Extreme engineering: Practice makes perfect ahead of fitting out the new Discovery Building
23 November, 2021 Rothera
The new science and operations facility at Rothera Research Station, the Discovery Building, has a unique design to meet the challenges of living and working in Antarctica, along with helping British Antarctic Survey achieve its target of Net Zero carbon emissions by 2040. Construction started on the building in 2019 and the team from our Antarctic Infrastructure Modernisation Programme (AIMP) recently mocked up the plant room in Glasgow, or engine of the building, to triple check every piece of equipment, before shipping to Antarctica later this year. Dave Brand (Project Manager for Rothera Modernisation), Thomas Roberts (Mechanical Project Engineer) and Matt Meaden (Electrical and Power Generation Engineer) discuss why it’s important to construct elements of the new building in the UK before heading to Antarctica and how the new equipment will limit the impact on Antarctica’s pristine environment.
Last month, colleagues from across the AIMP partnership travelled to Inverness and Glasgow to subcontractors G A Barnie (GAB) and DTGen where the Discovery Building equipment was being put through its paces, ahead of being shipped to Antarctica for construction.
Testing the plant room and energy centre
The two weeks focussed on factory acceptance tests for all equipment and were a great success. GAB had mocked up the Discovery plant room and the team spent the time running through all the new systems to learn and challenge the operation and maintenance regimes.
The plant room and energy centre provide the critical life support systems that will allow us to operate the Discovery Building and the wider station. The life support systems we tested will enable us to transition to a different way of working, where rooms have a multi-purpose function depending on the time of year and there are varying occupancies throughout the seasons.
Our Estates team got real value out of operating the kit for themselves, and suppliers were on site to demonstrate operation and answer any queries we had.
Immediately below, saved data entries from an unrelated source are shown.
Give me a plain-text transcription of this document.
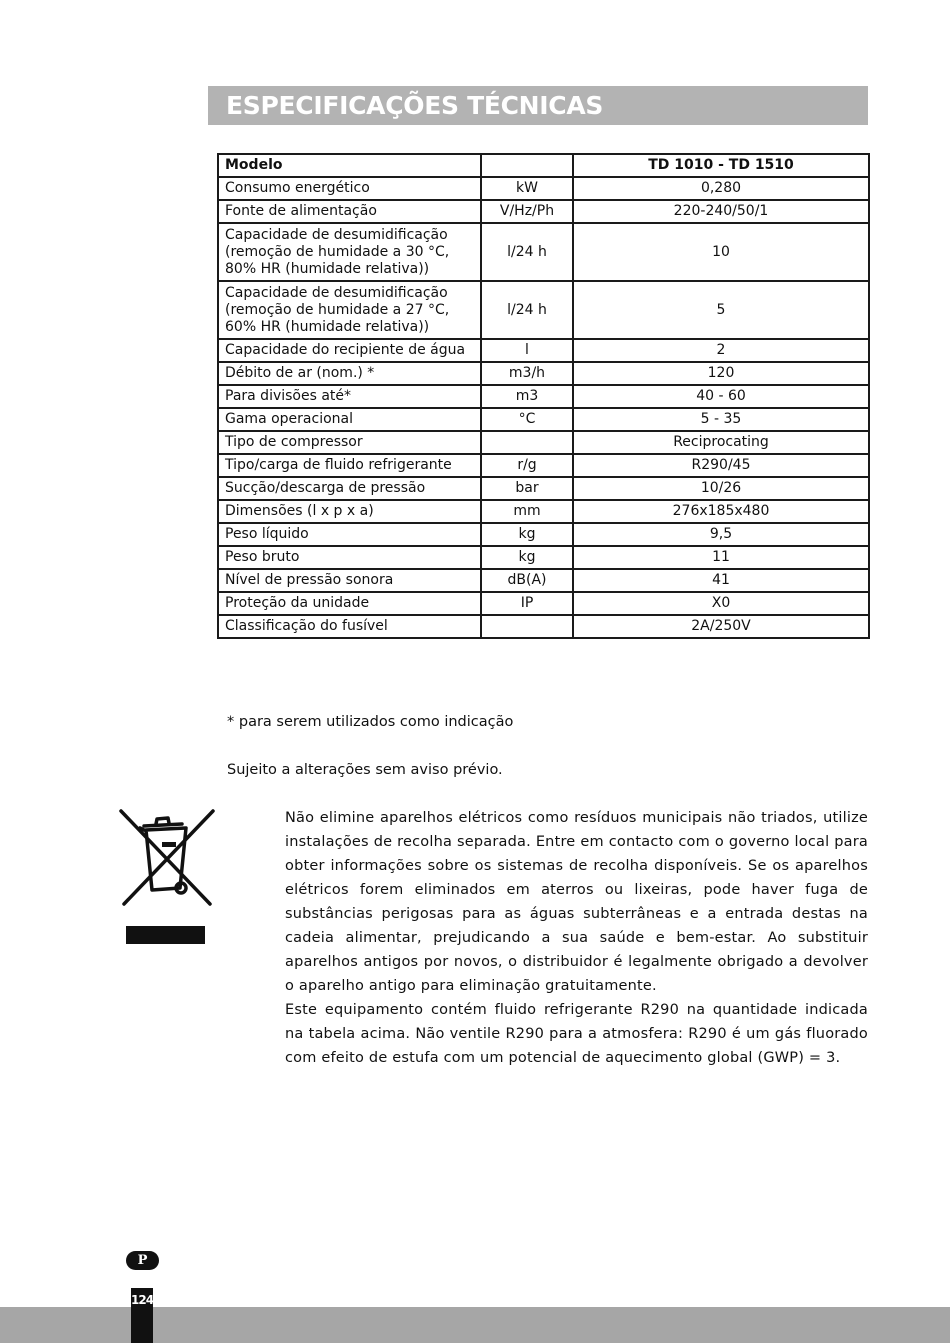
ESPECIFICAÇÕES TÉCNICAS
Modelo		TD 1010 - TD 1510
Consumo energético	kW	0,280
Fonte de alimentação	V/Hz/Ph	220-240/50/1
Capacidade de desumidificação (remoção de humidade a 30 °C, 80% HR (humidade relativa))	l/24 h	10
Capacidade de desumidificação (remoção de humidade a 27 °C, 60% HR (humidade relativa))	l/24 h	5
Capacidade do recipiente de água	l	2
Débito de ar (nom.) *	m3/h	120
Para divisões até*	m3	40 - 60
Gama operacional	°C	5 - 35
Tipo de compressor		Reciprocating
Tipo/carga de fluido refrigerante	r/g	R290/45
Sucção/descarga de pressão	bar	10/26
Dimensões (l x p x a)	mm	276x185x480
Peso líquido	kg	9,5
Peso bruto	kg	11
Nível de pressão sonora	dB(A)	41
Proteção da unidade	IP	X0
Classificação do fusível		2A/250V
* para serem utilizados como indicação
Sujeito a alterações sem aviso prévio.
Não elimine aparelhos elétricos como resíduos municipais não triados, utilize instalações de recolha separada. Entre em contacto com o governo local para obter informações sobre os sistemas de recolha disponíveis. Se os aparelhos elétricos forem eliminados em aterros ou lixeiras, pode haver fuga de substâncias perigosas para as águas subterrâneas e a entrada destas na cadeia alimentar, prejudicando a sua saúde e bem-estar. Ao substituir aparelhos antigos por novos, o distribuidor é legalmente obrigado a devolver o aparelho antigo para eliminação gratuitamente.
Este equipamento contém fluido refrigerante R290 na quantidade indicada na tabela acima. Não ventile R290 para a atmosfera: R290 é um gás fluorado com efeito de estufa com um potencial de aquecimento global (GWP) = 3.
P
124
The BAS and Ramboll Team were also able to see the testing of the boilers, the mist suppression pumps and the fire alarm system, lighting and the building management system.
The reverse osmosis plant that generates drinkable water from seawater was also tested. Through the process of water purification, the salt and other impurities are removed from the sea water using a semi-permeable membrane.
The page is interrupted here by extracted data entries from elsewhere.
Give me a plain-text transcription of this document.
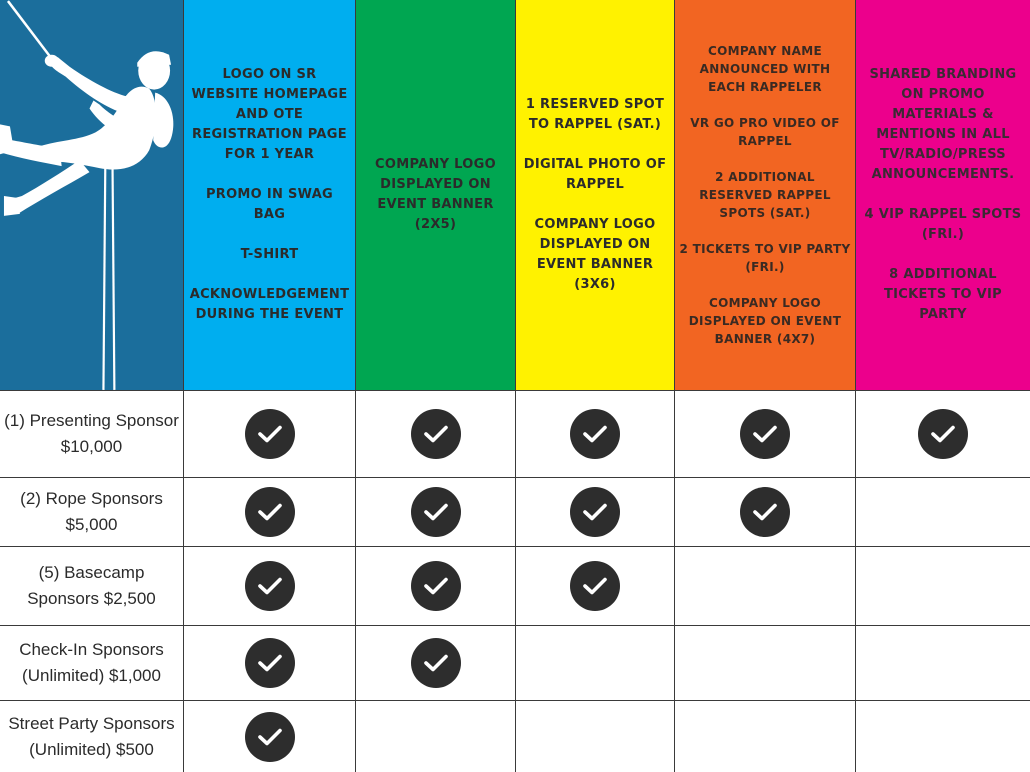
LOGO ON SR WEBSITE HOMEPAGE AND OTE REGISTRATION PAGE FOR 1 YEAR
PROMO IN SWAG BAG
T-SHIRT
ACKNOWLEDGEMENT DURING THE EVENT
COMPANY LOGO DISPLAYED ON EVENT BANNER (2X5)
1 RESERVED SPOT TO RAPPEL (SAT.)
DIGITAL PHOTO OF RAPPEL
COMPANY LOGO DISPLAYED ON EVENT BANNER (3X6)
COMPANY NAME ANNOUNCED WITH EACH RAPPELER
VR GO PRO VIDEO OF RAPPEL
2 ADDITIONAL RESERVED RAPPEL SPOTS (SAT.)
2 TICKETS TO VIP PARTY (FRI.)
COMPANY LOGO DISPLAYED ON EVENT BANNER (4X7)
SHARED BRANDING ON PROMO MATERIALS & MENTIONS IN ALL TV/RADIO/PRESS ANNOUNCEMENTS.
4 VIP RAPPEL SPOTS (FRI.)
8 ADDITIONAL TICKETS TO VIP PARTY
(1) Presenting Sponsor
$10,000
(2) Rope Sponsors
$5,000
(5) Basecamp
Sponsors $2,500
Check-In Sponsors
(Unlimited) $1,000
Street Party Sponsors
(Unlimited) $500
The Uninterrupted Power Supply (UPS) in the form of back up batteries was also demonstrated. The purpose of the UPS is to provide a back-up power supply if the critical components of a life support system fail, thus providing assurance that even during a power black-out, these systems keep running. This is especially important in Antarctica where temperatures can reach up to minus 40 degrees.
Generating power and saving energy
At DTGen in Glasgow, the four 200kW generators were tested to ensure that the combined heat and power modifications met the design specification to make the estate at Rothera 25% more energy efficient at producing power.
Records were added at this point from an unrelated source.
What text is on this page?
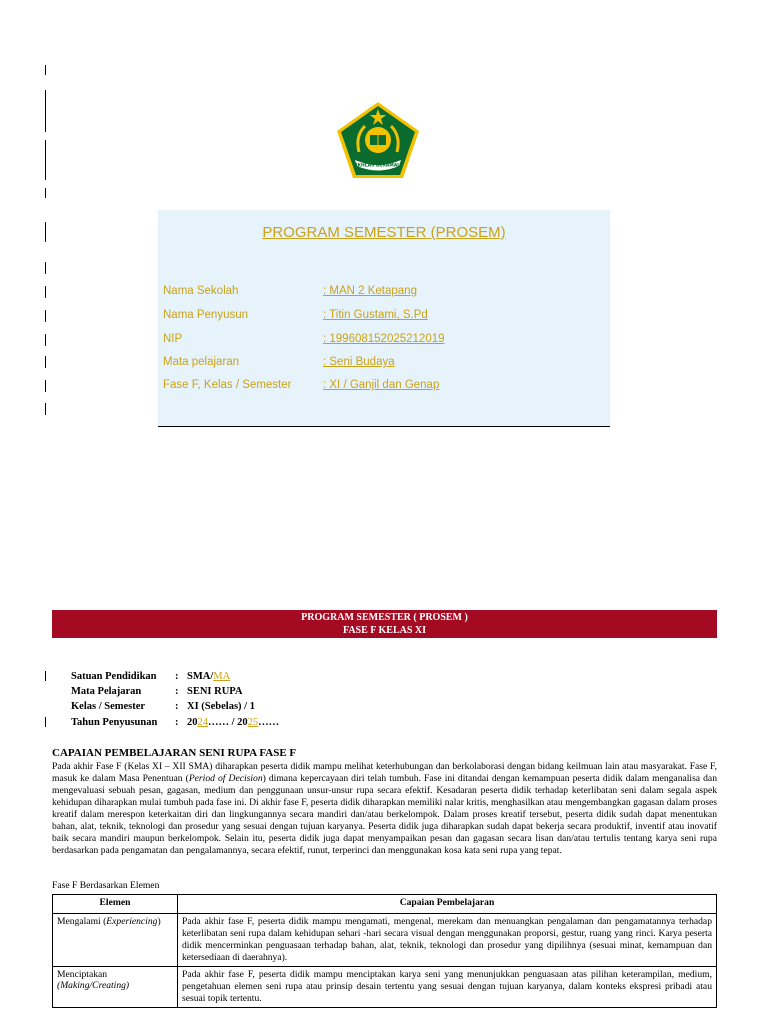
IKHLAS BERAMAL
PROGRAM SEMESTER (PROSEM)
Nama Sekolah	: MAN 2 Ketapang
Nama Penyusun	: Titin Gustami, S.Pd
NIP	: 199608152025212019
Mata pelajaran	: Seni Budaya
Fase F, Kelas / Semester	: XI / Ganjil dan Genap
PROGRAM SEMESTER ( PROSEM )
FASE F KELAS XI
Satuan Pendidikan : SMA/MA
Mata Pelajaran	: SENI RUPA
Kelas / Semester	: XI (Sebelas) / 1
Tahun Penyusunan : 2024…… / 2025……
CAPAIAN PEMBELAJARAN SENI RUPA FASE F
Pada akhir Fase F (Kelas XI – XII SMA) diharapkan peserta didik mampu melihat keterhubungan dan berkolaborasi dengan bidang keilmuan lain atau masyarakat. Fase F, masuk ke dalam Masa Penentuan (Period of Decision) dimana kepercayaan diri telah tumbuh. Fase ini ditandai dengan kemampuan peserta didik dalam menganalisa dan mengevaluasi sebuah pesan, gagasan, medium dan penggunaan unsur-unsur rupa secara efektif. Kesadaran peserta didik terhadap keterlibatan seni dalam segala aspek kehidupan diharapkan mulai tumbuh pada fase ini. Di akhir fase F, peserta didik diharapkan memiliki nalar kritis, menghasilkan atau mengembangkan gagasan dalam proses kreatif dalam merespon keterkaitan diri dan lingkungannya secara mandiri dan/atau berkelompok. Dalam proses kreatif tersebut, peserta didik sudah dapat menentukan bahan, alat, teknik, teknologi dan prosedur yang sesuai dengan tujuan karyanya. Peserta didik juga diharapkan sudah dapat bekerja secara produktif, inventif atau inovatif baik secara mandiri maupun berkelompok. Selain itu, peserta didik juga dapat menyampaikan pesan dan gagasan secara lisan dan/atau tertulis tentang karya seni rupa berdasarkan pada pengamatan dan pengalamannya, secara efektif, runut, terperinci dan menggunakan kosa kata seni rupa yang tepat.
Fase F Berdasarkan Elemen
Elemen	Capaian Pembelajaran
Mengalami (Experiencing)	Pada akhir fase F, peserta didik mampu mengamati, mengenal, merekam dan menuangkan pengalaman dan pengamatannya terhadap keterlibatan seni rupa dalam kehidupan sehari -hari secara visual dengan menggunakan proporsi, gestur, ruang yang rinci. Karya peserta didik mencerminkan penguasaan terhadap bahan, alat, teknik, teknologi dan prosedur yang dipilihnya (sesuai minat, kemampuan dan ketersediaan di daerahnya).
Menciptakan
(Making/Creating)	Pada akhir fase F, peserta didik mampu menciptakan karya seni yang menunjukkan penguasaan atas pilihan keterampilan, medium, pengetahuan elemen seni rupa atau prinsip desain tertentu yang sesuai dengan tujuan karyanya, dalam konteks ekspresi pribadi atau sesuai topik tertentu.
Waste heat will be recovered from the exhaust gases as well as the engine water jacket using heat exchangers. This thermal data has been captured and will be used in dynamic thermal simulation modelling to tune the operational parameters, which will ensure the engines are efficient as possible for the thermal and electrical load profile of the Discovery Building.
The engines were also fitted with diesel particulate filters to ensure that when the engines are running at Rothera they are the most emission friendly in their class.
The generators were also tested to the absolute maximum; running at 110% load (220kW) to prove the resilience of the system. The power generation system is vital to running the other critical life support systems in the Discovery Building, and hence their resilience is of utmost importance.
To help monitor the generators, there is an 18” touch screen that shows the status of all four engines at once and will be installed local to the energy centre. This information will be at the fingertips of BAS Estates operatives at Rothera as it can be relayed to any screen in the Discovery Building allowing the operation of the generators to be managed more efficiently based on the electrical demand from the station.
Why we test before we travel to Antarctica
The team came away from the factory acceptance testing confident in the delivery of robust systems and impressed with efforts going in to ensure quality of every piece of equipment.
Ultimately, the time spent with DTGen and GAB helped the team identify improvements and reduce risk in commissioning the plant at Rothera Research Station.
It was brilliant to finally meet face-to-face again with everyone involved with the project over the last few years. We are looking forward to seeing the teams from all our AIMP partners travel to Antarctica for the installation and commissioning of this equipment over the next couple of years and finally see it operational!